Eban, a prominent Labor member of the Knesset, spoke to an audience of 1,500 at the Beth El Synagogues last Saturday night. For Israel, he said, the war in Lebanon should have been a three-day affair, limited to driving the PLO terrorists to a distance “from which no Israeli man, woman, child or home would be in range” of their rockets and artillery.

But the objectives of the war, he explained, became a stable Lebanon under the leadership of the Christian Phalangists, that would make peace with Israel, the expulsion of Syrian forces, the weakening of Soviet influence and the removal of Palestinian terrorists from Israel’s borders.

‘None of these objectives were achieved,” the Israeli diplomat said, “and it is questionable whether they were achievable at all. Syria now strides across the Lebanese arena as the great victor, where as Israel, whose aims won a speedy and total victory, is now considering how to eliminate its presence from the very arena of its victory.”

ISRAEL CAN’T BE BLAMED FOR THE FIGHTING IN LEBANON

Eban insisted that “Israel can’t be blamed for the fighting in Lebanon. We made a serious effort before we left to bring about an agreement between the Druze and Phalangists. It is absolute nonsense to accuse us of having left behind a vacuum, Is the United States a vacuum?” he asked.

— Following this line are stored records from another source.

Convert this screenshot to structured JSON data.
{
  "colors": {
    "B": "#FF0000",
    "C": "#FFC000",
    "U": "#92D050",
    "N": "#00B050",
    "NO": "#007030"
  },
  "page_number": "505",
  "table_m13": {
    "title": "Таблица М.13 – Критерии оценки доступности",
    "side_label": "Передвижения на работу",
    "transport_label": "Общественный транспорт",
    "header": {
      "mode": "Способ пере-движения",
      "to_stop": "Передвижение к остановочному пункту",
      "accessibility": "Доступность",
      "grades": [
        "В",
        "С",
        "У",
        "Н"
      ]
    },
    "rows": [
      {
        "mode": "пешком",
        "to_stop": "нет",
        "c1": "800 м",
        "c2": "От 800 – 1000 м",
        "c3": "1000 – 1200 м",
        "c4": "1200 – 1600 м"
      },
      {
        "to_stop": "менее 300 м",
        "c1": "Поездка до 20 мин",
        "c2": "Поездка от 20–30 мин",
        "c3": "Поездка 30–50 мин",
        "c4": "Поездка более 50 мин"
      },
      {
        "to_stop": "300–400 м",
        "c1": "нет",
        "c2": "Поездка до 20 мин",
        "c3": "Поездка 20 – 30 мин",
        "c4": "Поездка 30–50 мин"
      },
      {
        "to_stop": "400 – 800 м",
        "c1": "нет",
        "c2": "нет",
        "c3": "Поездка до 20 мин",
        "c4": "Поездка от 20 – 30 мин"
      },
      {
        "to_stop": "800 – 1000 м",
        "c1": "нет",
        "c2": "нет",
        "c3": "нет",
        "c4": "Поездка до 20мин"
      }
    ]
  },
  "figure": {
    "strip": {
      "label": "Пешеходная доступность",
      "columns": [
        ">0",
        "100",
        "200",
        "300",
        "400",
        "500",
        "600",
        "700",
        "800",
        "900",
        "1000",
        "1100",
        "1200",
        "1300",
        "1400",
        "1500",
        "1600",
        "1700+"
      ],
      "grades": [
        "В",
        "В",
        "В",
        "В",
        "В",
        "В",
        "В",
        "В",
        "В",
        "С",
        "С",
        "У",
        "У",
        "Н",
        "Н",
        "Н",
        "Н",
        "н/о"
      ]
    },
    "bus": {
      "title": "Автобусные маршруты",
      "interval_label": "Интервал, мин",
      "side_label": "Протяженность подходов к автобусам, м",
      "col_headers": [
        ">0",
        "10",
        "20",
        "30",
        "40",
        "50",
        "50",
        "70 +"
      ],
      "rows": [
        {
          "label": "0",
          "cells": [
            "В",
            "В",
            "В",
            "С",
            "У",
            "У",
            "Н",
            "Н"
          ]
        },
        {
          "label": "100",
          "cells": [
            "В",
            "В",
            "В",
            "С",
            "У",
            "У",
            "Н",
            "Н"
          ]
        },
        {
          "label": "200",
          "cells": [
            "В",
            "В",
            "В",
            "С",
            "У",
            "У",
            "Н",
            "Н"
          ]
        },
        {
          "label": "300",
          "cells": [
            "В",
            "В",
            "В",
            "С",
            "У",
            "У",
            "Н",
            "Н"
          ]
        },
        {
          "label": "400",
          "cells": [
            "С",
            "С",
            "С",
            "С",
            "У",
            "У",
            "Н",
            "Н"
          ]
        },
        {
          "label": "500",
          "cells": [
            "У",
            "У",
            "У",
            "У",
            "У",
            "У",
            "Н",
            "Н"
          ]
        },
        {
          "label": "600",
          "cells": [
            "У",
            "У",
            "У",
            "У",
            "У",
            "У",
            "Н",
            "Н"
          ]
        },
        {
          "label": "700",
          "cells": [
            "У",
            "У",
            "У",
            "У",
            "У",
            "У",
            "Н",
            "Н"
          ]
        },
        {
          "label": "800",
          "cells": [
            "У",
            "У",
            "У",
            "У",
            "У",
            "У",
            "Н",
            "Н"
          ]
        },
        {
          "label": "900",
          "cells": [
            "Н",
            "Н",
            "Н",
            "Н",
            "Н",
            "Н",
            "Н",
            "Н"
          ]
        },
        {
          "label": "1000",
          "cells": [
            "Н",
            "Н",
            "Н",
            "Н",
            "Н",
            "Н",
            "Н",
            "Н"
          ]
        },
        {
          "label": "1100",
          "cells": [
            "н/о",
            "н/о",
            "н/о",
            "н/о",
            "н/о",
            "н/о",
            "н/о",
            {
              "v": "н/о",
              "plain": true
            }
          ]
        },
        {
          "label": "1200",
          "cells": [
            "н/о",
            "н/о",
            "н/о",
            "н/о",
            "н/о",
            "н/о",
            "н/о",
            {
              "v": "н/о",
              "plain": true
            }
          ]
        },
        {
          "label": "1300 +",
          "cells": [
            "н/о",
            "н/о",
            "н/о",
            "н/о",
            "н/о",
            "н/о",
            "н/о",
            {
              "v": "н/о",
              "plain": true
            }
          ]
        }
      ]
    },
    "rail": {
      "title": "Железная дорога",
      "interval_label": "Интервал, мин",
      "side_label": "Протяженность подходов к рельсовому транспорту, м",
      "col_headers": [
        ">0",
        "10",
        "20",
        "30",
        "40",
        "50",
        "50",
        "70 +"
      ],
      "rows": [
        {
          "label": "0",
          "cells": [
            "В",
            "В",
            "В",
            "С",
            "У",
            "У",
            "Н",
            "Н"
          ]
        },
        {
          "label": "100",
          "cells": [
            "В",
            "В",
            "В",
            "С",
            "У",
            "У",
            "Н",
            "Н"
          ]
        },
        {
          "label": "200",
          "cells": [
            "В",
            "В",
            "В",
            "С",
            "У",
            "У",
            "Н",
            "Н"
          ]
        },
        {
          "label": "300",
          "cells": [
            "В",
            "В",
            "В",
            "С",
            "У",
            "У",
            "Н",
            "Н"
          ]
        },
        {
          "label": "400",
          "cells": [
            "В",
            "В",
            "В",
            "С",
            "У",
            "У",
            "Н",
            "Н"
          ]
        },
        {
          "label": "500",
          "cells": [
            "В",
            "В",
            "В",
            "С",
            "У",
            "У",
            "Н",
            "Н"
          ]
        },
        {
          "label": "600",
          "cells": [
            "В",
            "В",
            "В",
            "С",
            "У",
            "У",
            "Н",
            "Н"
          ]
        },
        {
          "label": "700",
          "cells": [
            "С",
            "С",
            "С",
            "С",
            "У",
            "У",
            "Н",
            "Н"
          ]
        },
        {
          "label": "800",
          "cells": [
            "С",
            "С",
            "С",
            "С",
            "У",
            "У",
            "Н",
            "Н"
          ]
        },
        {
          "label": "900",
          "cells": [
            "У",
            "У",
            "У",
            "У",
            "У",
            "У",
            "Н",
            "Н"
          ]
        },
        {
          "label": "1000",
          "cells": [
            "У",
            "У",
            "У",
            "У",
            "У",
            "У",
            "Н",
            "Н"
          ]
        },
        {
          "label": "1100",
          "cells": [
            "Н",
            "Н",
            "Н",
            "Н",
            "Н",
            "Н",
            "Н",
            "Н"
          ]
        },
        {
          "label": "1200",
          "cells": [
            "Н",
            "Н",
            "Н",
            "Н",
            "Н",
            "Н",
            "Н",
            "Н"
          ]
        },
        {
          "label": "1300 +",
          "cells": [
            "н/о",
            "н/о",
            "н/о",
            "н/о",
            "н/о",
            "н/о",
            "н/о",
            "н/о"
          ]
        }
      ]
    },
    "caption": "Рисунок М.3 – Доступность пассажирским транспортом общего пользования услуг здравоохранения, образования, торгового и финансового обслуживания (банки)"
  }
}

He said that to compare Lebanon to Vietnam is an “exaggeration.” In Eban’s opinion the situation is closer to that in northern Ireland where Protestants and Catholics have been battling each other for more than 100 years. “To ask us to solve hatreds in the Lebanese mountains is not a legitimate charge” Eban said, “The only difference of opinion in Israel is concerning the pace of withdrawal. The government wants the withdrawal to take place in two phases, while the opposition wants a swifter withdrawal in two months.”